Bir gece daha başlıyor şimdi. Gökyüzü maviliğinden çıkıp kızıl bir hal alıyor ve sonra renkler yerini karanlığa bırakıyor. Gölgeli ve biraz da tuhaf bir hüzün çöküyor kente. İnsanlar gecenin soğuk ve karanlığından kurtulmak için işlerinden evlerine doğru yol alıyorlar. Yürüdükçe kış mevsiminin yüzlerini yalayan soğuğunu hissediyorlar ve içlerini bir ürperme kaplıyor. Sonra bitmek bilmeyen adımlar ve eve yetişme çabaları. Bir başka günün hazırlığına başlamak ve yine kendi hayatlarına yetişmek için ezberlenmiş bir ritüel gibi her şey. Gidebilecek bir evleri olanlar kendilerini biraz daha şanslı hissediyorlar belki. Sığınacak bir dört duvar bulamayanlar  için ise kış ayları bir kabus içinde geçiyor.  Tanrı onları unutmuş sanırım diye düşünüyor insan. Aslında tanrı herkesi unutmuş olmalı şu sıralar. Hiçbir şey adil bir şekilde ilerlemiyor. Bir kaosa doğru yol alıyoruz. Kendimize sığınacak bir yer bulduysak gidebileceğimiz dört duvarımız varsa  kendimizi şanslı hissediyoruz. 

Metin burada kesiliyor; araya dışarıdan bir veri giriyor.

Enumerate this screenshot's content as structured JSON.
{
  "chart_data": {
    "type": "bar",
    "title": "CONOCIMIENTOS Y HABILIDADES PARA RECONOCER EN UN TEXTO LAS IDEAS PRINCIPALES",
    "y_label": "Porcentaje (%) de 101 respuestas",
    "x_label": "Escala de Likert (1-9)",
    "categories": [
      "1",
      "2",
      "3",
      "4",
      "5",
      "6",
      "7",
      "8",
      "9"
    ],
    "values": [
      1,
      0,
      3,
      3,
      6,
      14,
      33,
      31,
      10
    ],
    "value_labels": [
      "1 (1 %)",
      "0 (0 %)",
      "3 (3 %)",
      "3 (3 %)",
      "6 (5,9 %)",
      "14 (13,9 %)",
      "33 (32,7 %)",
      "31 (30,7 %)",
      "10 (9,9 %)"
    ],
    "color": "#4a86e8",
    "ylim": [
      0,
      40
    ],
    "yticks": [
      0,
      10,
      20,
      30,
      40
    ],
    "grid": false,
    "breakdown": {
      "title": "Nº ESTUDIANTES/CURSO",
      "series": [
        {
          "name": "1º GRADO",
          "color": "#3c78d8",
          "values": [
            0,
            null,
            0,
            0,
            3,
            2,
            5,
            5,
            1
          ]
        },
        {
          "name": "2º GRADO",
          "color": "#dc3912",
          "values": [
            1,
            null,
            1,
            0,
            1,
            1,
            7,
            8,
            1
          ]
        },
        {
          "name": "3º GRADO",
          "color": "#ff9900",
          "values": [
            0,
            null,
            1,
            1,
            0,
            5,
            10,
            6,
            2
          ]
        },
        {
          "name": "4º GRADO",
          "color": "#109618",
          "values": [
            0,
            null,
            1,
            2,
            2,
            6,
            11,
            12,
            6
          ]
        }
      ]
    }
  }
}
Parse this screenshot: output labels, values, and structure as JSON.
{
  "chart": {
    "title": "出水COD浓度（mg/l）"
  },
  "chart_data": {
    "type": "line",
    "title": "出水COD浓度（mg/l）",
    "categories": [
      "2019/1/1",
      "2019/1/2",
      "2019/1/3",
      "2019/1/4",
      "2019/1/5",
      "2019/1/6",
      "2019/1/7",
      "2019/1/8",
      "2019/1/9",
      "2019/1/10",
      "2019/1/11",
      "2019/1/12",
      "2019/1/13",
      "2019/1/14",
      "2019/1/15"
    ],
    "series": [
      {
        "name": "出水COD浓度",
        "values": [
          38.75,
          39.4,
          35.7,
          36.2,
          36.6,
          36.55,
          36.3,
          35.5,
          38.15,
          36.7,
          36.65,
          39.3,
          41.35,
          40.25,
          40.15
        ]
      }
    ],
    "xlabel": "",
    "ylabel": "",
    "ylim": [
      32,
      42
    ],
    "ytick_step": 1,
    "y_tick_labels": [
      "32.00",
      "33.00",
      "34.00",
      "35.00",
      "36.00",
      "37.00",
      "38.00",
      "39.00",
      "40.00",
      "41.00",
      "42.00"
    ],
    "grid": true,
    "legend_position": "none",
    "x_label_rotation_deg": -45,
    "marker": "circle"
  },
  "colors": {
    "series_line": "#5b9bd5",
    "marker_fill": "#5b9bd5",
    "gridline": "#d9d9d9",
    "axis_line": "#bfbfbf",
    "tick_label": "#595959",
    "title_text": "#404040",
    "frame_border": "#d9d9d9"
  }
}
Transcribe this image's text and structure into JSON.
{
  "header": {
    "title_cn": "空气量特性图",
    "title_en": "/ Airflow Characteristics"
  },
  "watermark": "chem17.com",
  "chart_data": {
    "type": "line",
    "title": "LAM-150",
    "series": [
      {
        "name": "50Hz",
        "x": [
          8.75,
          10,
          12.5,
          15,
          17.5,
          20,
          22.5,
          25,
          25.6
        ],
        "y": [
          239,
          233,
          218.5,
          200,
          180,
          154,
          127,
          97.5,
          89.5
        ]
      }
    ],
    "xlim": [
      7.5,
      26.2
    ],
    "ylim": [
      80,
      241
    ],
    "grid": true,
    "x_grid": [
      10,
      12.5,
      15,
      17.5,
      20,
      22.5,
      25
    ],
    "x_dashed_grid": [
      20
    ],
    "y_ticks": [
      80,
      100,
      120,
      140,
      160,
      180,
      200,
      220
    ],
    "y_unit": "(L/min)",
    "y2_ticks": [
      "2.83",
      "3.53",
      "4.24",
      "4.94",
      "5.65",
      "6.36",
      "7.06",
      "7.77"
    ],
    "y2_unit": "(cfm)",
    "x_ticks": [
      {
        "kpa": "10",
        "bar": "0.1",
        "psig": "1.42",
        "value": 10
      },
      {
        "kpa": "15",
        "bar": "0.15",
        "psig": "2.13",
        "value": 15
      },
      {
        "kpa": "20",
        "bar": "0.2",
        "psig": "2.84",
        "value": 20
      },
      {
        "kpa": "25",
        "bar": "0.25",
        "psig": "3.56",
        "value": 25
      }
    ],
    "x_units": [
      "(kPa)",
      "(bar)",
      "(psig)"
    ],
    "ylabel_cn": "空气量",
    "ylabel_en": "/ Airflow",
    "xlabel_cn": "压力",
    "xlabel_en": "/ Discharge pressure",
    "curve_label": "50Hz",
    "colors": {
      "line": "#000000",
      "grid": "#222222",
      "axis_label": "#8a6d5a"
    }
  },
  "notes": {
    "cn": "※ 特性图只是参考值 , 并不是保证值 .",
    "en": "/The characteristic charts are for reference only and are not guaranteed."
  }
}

“Evet evet mutluyuz!”  dışarıda kalanları, savaşlarda ölen çocukları, şuan acılar içinde olan ve belki de yaşamını sonlandırmakta olanları, ötekileri, daha doğrusu ötekileştirdiklerimizi aslında hiç mi hiç umursamıyoruz. Mutlu ve benciliz. Umursuyor görünüp de umursamamak. Bence sayın tanrı uyanmalı uykusundan ve el atmalı dünyamıza/insanlığımıza.